Two more traits, SOC011 (Social Anxiety: Thinking about all of the time that you were afraid of your worst fear, whether or not you actually faced it, how long did your fear of this situation last in months?) and the age when the computerized neurocognitive battery was completed, were associated with the SI genetic predisposition, and, as expected, it is also positively related to the substance use. A child with a higher genetic vulnerability for smoking initiation may have more behavioral issues in general [103], which might prompt parents to seek evaluation at an earlier age. Indeed, even though the PNC cohort is not enriched for any disorder, the participants were recruited through a pediatric healthcare network. Accordingly, PNC participants include individuals reporting psychiatric traits and outcomes. We hypothesize that the association of PRS for SI with age at CNB administration may reflect a participation bias in the PNC cohort.
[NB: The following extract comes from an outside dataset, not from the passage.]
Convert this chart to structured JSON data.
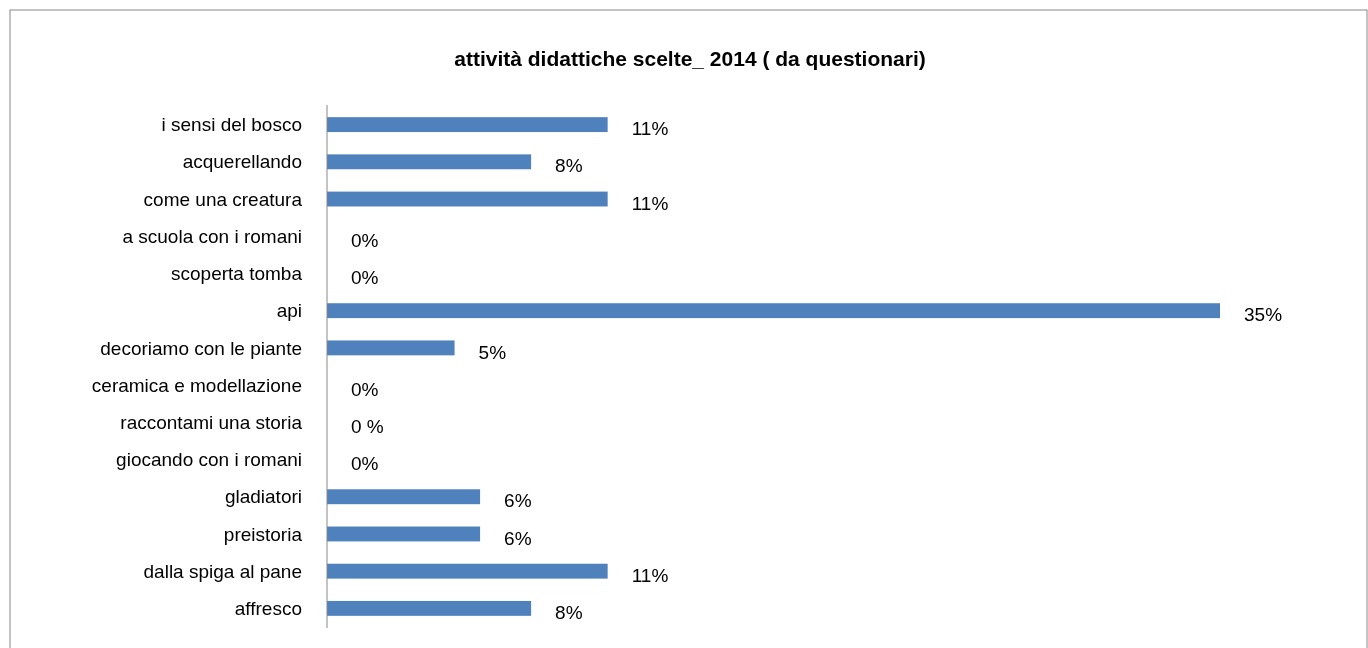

The positive relationship between the PRS for SI and age at neurocognitive testing was enriched with genetic variants involved in brain-relevant biological pathways, including positive regulation of the phospholipase A2 (PLA2) (GO: 0032430), which is involved in a pro-inflammatory status [104]. It may also contribute to nervous system degeneration [105], and appears to impact iron accumulation in the globus pallidus, the substantia nigra, and the dentate nucleus [106]. Our data are consistent with the previously reported association between PLA2 genetic variation and the development of smoking habits in people affected by psychiatric disorders [107]. Other genetic variants underpinning this association are also involved in the axodendritic protein transport (GO: 0099640), suggesting their role in the proper synapse development [108].
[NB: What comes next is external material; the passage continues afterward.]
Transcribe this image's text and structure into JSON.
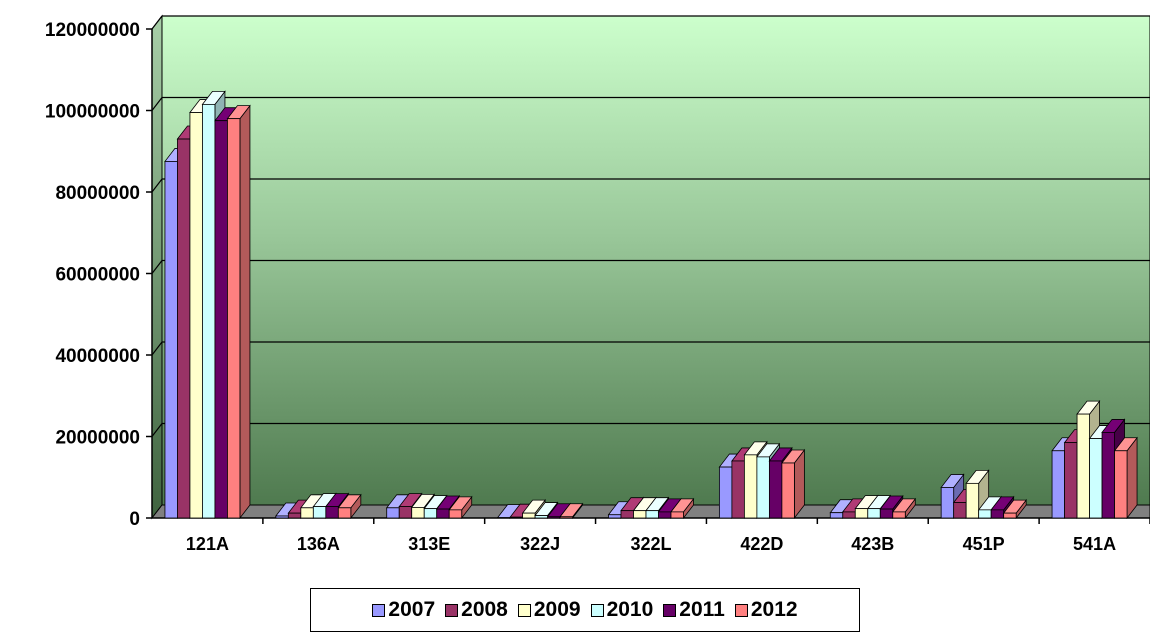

Our data confirm that tobacco smoking and alcohol drinking share a genetic liability involving multiple biological processes [109], and the most significant functional enriched process in substance use association was the DNA geometric change (GO:0032392).

Genetic variants underlying substance use associations with the genetic liability for tobacco smoking recognized cellular response to carbohydrate stimuli, that are increasingly considered to alter brain circuitry, leveraging the induction of dopamine reward and craving that are comparable in magnitude to those induced by addictive drugs or alcohol use [110, 111].

The substance associations with the genetic liability to SI were also driven by genetic variants involved in the metabolism of phosphatidylethanolamine, a phospholipid critical for white matter establishment [112, 113]. Finally, the genetic liability to SC partially overlaps with the outcome of the Penn Matrix Reasoning Test, suggesting that people who opted for fewer practice trials before the test are less genetically predisposed to quit smoking.

In conclusion, our study provided evidence that the polygenic risk for tobacco-smoking and alcohol-use phenotypes overlap with several neurobehavioral traits assessed in a population-based cohort of children and adolescence, and that these relationships appeared independent of actual psychoactive substance use. The associations were also independent of the genetic effects exerted by genetically correlated phenotypes, including other substance use phenotypes, psychopathology, and psychosocial factors. Our findings highlight plausible pleiotropic mechanisms linking genetic liability to smoking and drinking behaviors to aspects of cognitive and behavioral development.